Le différentiel de taux entre dollar de Hong Kong et dollar US est insoutenable
L’élément qui a sonné l’alarme est la toute récente augmentation des taux à trois mois du Libor sur le dollar US. Ils ont atteint un plus haut de dix ans à 2,29 %, en hausse de 50 points de base par rapport à février. De quoi rendre intenable, pour l’Autorité monétaire de Hong Kong (HKMA), le taux local (Hibor) à 1 %. La HKMA ne parvient plus à alimenter le système de crédit avec de l’argent bradé. De plus, les spéculateurs profitent du différentiel de taux pour réaliser des arbitrages à la marge, menaçant le dollar Hong Kong.
Francis Chan met donc les investisseurs en garde contre un atterrissage brutal, quand les taux hongkongais devront rejoindre les taux américains. « Seules les entreprises dotées d’une très bonne note de crédit pourront alors continuer de bénéficier de taux réduits », explique-t-il. Pour Norman Chan Tak-lam, directeur général de la HKMA, « On va mettre un terme à l’ère des taux d’intérêts très bas à Hong Kong, et pour longtemps ». Si Hong Kong est financièrement bien dotée avec des réserves de change estimées à 441 milliards de dollars US – elle a résisté à une attaque de George Soros en 1998 –, elle n’en est pas moins une victime désignée de la « Trinité impossible », explique Ambrose Evans-Pritchard : « Vous ne pouvez pas à la fois contrôler la monnaie, la politique monétaire et conserver une liberté totale pour les mouvements de capitaux. En cas de choc, l’un de ces éléments doit céder. »
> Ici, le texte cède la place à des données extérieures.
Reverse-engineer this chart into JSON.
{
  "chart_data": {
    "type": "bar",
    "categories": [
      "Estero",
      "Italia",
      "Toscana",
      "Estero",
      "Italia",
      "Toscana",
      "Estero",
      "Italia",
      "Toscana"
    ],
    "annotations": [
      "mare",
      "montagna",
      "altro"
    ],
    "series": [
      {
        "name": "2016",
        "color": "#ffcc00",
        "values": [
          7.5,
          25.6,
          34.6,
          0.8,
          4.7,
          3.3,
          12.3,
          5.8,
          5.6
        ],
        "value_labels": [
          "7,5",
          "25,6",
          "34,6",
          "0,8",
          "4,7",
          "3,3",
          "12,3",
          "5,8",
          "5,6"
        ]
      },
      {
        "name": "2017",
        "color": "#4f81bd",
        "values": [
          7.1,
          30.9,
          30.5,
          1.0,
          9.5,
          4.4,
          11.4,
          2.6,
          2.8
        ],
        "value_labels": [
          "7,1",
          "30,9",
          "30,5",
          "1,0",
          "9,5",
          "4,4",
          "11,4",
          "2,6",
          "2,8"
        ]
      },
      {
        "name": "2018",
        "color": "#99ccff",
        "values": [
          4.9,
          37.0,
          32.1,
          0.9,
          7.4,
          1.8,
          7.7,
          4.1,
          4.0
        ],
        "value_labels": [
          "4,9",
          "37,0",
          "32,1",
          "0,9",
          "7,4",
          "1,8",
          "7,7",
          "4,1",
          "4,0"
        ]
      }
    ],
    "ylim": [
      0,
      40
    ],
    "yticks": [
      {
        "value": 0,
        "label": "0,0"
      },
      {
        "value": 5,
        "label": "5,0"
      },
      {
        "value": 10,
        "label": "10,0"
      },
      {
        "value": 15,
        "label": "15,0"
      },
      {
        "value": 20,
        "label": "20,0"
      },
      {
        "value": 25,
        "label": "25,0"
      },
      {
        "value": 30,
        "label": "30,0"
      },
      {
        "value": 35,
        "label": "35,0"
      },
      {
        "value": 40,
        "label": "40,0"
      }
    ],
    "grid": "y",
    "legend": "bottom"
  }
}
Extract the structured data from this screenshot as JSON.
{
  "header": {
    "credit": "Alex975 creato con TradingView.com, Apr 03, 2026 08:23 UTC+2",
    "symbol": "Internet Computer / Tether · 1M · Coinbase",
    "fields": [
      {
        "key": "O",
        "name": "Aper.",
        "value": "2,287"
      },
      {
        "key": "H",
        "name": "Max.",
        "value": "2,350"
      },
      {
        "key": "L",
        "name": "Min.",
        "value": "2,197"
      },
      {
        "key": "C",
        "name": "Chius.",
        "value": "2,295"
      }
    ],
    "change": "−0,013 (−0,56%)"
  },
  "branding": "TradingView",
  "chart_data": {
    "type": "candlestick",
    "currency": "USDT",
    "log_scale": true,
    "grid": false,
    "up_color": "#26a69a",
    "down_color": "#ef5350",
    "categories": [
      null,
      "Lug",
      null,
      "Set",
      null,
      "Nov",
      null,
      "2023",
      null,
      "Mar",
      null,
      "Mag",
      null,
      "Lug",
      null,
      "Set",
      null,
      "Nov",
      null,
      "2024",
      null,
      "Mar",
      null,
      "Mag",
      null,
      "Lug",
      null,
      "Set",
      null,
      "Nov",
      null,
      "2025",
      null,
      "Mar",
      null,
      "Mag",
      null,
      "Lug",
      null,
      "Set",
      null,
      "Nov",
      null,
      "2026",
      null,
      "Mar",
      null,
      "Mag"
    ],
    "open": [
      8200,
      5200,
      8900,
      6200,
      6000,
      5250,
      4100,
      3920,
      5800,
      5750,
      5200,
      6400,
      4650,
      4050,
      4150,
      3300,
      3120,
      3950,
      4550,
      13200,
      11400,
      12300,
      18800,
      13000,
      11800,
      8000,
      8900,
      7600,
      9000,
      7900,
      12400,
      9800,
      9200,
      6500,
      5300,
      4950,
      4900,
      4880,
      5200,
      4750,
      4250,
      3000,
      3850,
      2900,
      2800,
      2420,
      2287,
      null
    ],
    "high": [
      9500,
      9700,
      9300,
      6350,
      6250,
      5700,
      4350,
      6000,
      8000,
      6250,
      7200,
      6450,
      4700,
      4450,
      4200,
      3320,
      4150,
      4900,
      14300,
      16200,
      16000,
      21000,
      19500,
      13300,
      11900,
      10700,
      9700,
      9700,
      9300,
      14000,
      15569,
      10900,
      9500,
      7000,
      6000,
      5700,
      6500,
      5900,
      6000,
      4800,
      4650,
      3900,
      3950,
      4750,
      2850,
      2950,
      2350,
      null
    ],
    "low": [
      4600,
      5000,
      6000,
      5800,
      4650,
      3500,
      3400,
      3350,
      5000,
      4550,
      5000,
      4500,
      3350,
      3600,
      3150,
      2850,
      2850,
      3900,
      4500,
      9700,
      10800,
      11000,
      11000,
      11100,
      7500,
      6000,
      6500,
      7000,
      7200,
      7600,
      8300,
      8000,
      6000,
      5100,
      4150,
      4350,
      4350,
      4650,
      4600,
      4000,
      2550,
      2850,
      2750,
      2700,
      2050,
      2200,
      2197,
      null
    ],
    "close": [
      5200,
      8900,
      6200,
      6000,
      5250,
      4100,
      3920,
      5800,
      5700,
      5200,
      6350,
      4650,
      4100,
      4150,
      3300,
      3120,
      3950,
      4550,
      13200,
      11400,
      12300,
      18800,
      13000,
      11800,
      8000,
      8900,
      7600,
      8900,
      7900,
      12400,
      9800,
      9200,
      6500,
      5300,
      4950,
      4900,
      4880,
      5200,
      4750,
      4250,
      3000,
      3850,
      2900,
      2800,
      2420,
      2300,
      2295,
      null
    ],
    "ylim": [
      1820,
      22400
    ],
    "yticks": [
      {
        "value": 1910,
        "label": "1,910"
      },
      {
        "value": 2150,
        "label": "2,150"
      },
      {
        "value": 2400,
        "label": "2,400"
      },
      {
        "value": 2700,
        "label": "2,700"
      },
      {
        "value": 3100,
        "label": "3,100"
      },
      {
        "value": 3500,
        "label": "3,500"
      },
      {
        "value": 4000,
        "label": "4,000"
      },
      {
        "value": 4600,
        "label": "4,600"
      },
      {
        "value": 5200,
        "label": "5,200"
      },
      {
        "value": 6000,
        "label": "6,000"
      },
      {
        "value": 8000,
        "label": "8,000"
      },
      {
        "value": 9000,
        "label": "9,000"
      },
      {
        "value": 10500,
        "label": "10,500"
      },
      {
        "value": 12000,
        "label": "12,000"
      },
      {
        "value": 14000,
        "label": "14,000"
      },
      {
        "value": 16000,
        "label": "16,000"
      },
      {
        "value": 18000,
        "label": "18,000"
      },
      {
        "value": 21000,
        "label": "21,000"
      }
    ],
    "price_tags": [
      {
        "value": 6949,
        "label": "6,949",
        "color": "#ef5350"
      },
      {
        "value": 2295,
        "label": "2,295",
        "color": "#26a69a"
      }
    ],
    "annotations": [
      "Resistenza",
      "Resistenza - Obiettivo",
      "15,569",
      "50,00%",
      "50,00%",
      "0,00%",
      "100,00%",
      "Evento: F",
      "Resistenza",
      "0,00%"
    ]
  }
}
90 % des emprunts pour le logement corrélés aux taux à trois mois : Hong Kong, bombe immobilière
La bombe immobilière est la plus menaçante à Hong Kong. Près de 90 % des emprunts immobiliers sont corrélés au Hibor à trois mois. Les experts de Capital Economics anticipent une chute d’un tiers des prix dans les années à venir. « Le marché immobilier vit sur l’emprunt », confie Mark Williams, chef de la stratégie du groupe. Or le système bancaire de Hong Kong pèse 8,3 fois le PIB local et sa masse brute est suffisamment importante pour entraîner des conséquences systémiques mondiales : la Bank of China et la HSBC détiennent à elles seules pour 700 milliards de dollars issus de Hong Kong. Le territoire est un centre bancaire spécialisé dans le crédit à la Chine continentale, largement sollicité par des sociétés désireuses de masquer leurs taux d’endettement dans la mère patrie. En quelque sorte, explique Evans-Pritchard, « Hong Kong est devenu un acteur du vaste système chinois de banque de l’ombre ».
Pour couronner le tout, le pourcentage du revenu affecté au service de la dette privée a bondi à 28 %, le plus élevé au monde. Un niveau dramatique quand on sait que les taux d’emprunts sont à ce jour à un minimum. Si la Fed augmente ses taux sept fois jusqu’à fin 2019 comme prévu et que le différentiel de taux Hong Kong-Etats-Unis se réduit, le résultat mathématique fait froid dans le dos. Avec ou sans accord de commerce trans-pacifique, l’orage risque d’être dévastateur.